O intervalo entre a última dose da droga e o bloqueio neuroaxial ou a retirada do cateter deve ser de 10 a 14 dias.1,2,15
Clopidogrel
O efeito máximo de inibição plaquetária após uso oral de 75 mg é observado depois de 3-7 dias ou depois de aproximadamente 12-24 horas após a administração de bolus inicial de 300-600 mg. A recuperação da função plaquetária ocorre apenas 6-7 dias após o fim da administração de clopidogrel.2,15,21,22 Dessa maneira, o bloqueio do neuroeixo e a remoção do cateter devem ser feitos após sete dias da última dose.1,2,15
Prasugrel
Seu início de ação é rápido, de 30 a 60 min. Após interrupção do fármaco, a função plaquetária é restaurada em 10 dias. A anestesia neuroaxial é fortemente desencorajada durante o tratamento com prasugrel. Deve ser aguardado intervalo de tempo de 7-10 dias entre a última dose do fármaco e o bloqueio ou remoção do cateter.1,2
Inibidores de glicoproteína IIb/IIIa (abciximab, eptifibatibe e tirofiban)
São as drogas mais efetivas para a inibição plaquetária. Os efeitos antiplaquetários são reversíveis e desaparecem em oito horas (para o eptifibatibe e o tirofiban) e 24-48 horas (para o abciximab), após descontinuação do uso. São fármacos comumente usados em síndromes coronarianas agudas, em combinação com anticoagulantes e aspirina. Nos procedimentos emergenciais realizados nesses pacientes, o bloqueio do neuroeixo está contraindicado.2,15
A remoção de cateter ou bloqueio de neuroeixo deve ser feita após interrupção de 8-10 horas para o tirofiban/epifibatibe e 48 horas para o abciximab.

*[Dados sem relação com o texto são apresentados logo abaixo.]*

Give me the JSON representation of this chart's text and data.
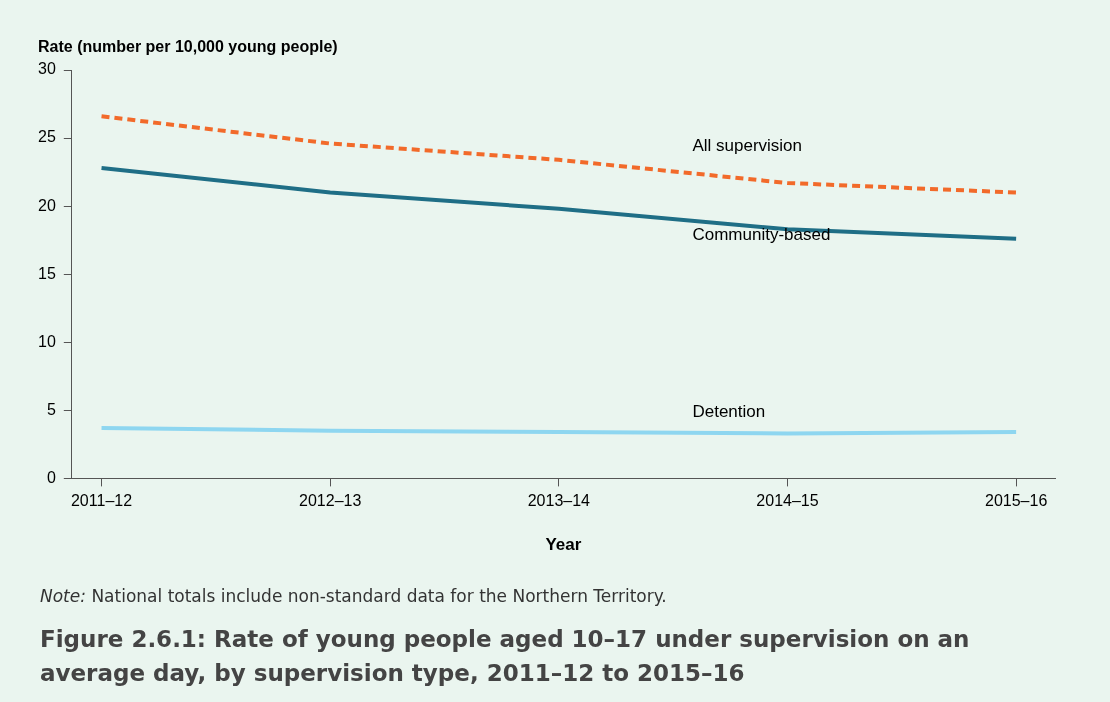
{
  "chart_data": {
    "type": "line",
    "title": "Figure 2.6.1: Rate of young people aged 10–17 under supervision on an average day, by supervision type, 2011–12 to 2015–16",
    "xlabel": "Year",
    "ylabel": "Rate (number per 10,000 young people)",
    "categories": [
      "2011–12",
      "2012–13",
      "2013–14",
      "2014–15",
      "2015–16"
    ],
    "series": [
      {
        "name": "All supervision",
        "color": "#f26a2a",
        "line_style": "dashed",
        "values": [
          26.6,
          24.6,
          23.4,
          21.7,
          21.0
        ]
      },
      {
        "name": "Community-based",
        "color": "#1f6e86",
        "values": [
          22.8,
          21.0,
          19.8,
          18.3,
          17.6
        ]
      },
      {
        "name": "Detention",
        "color": "#8ed6f0",
        "values": [
          3.7,
          3.5,
          3.4,
          3.3,
          3.4
        ]
      }
    ],
    "ylim": [
      0,
      30
    ],
    "yticks": [
      0,
      5,
      10,
      15,
      20,
      25,
      30
    ],
    "grid": false,
    "legend": false,
    "marker": "none",
    "line_style": "solid",
    "annotations": [
      "Note: National totals include non-standard data for the Northern Territory."
    ]
  }
}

A contagem plaquetária também deve ser realizada anteriormente para excluir trombocitopenia.2,15,22
Ticagrelor
Rápido início de ação e curta duração (48-72 horas). É utilizado em duas doses orais diárias. Os efeitos na agregação plaquetária ocorrem cerca de 30 minutos após a dose de ataque. Cessando o tratamento, a função plaquetária normal é recuperada em 4,5 dias.2,15
Admite-se que o curto e reversível efeito antiplaquetário facilita o manejo perioperatório. No entanto, o intervalo entre a última dose da droga e a anestesia do neuroeixo deve ser de pelo menos cinco dias, visto que não existem dados conclusivos sobre o uso perioperatório da droga.2
Cilostazol
É utilizado por via oral na dose de 100 mg duas vezes ao dia. Após a ingestão oral, os níveis plasmáticos máximos são atingidos após 2,7-3,6 horas. A meia-vida de eliminação da droga e de seus metabólitos ativos é em torno de 21 horas.2,15
As técnicas de neuroeixo durante o uso do fármaco são desencorajadas. O bloqueio neuroaxial e a remoção do cateter só devem ser realizados após, no mínimo, 42 horas de interrupção do fármaco, o que corresponde a duas meias-vidas de eliminação da droga. O intervalo recomendado pelo fabricante, no entanto, é de pelo menos cinco dias. A dose subsequente à retirada do cateter peridural deve ser administrada após cinco horas.2,15
INIBIDORES DO FATOR XA
Fondaparinux
O risco real de hematoma espinhal com fondaparinux é desconhecido. Consensos são baseados no efeito antitrombótico sustentado e irreversível e relatos de casos clínicos são publicados15. Possui meia-vida plasmática de 21 horas.1 É administrado seis a 12 horas após a cirurgia.2,15,23 Quando utilizado em dose profilática (2,5 mg uma vez por dia) no pós-operatório, a anestesia do neuroeixo atraumática pode ser realizada. O intervalo entre a retirada do cateter peridural e a última dose do fármaco deve ser de 36 horas. A nova dose do fondaparinux após remoção do cateter deve respeitar o intervalo de 12 horas.2,15
Rivaroxaban
Utilizado para profilaxia de TVP após cirurgias ortopédicas (artroplastia total de joelho e coxofemoral). A primeira dose, que corresponde a 10 mg de rivaroxaban, é administrada 6-8 h após o procedimento cirúrgico. A meia-vida plasmática é de 5-9 horas e prolongada, de acordo com o fabricante, para 11 a 13 horas em idosos.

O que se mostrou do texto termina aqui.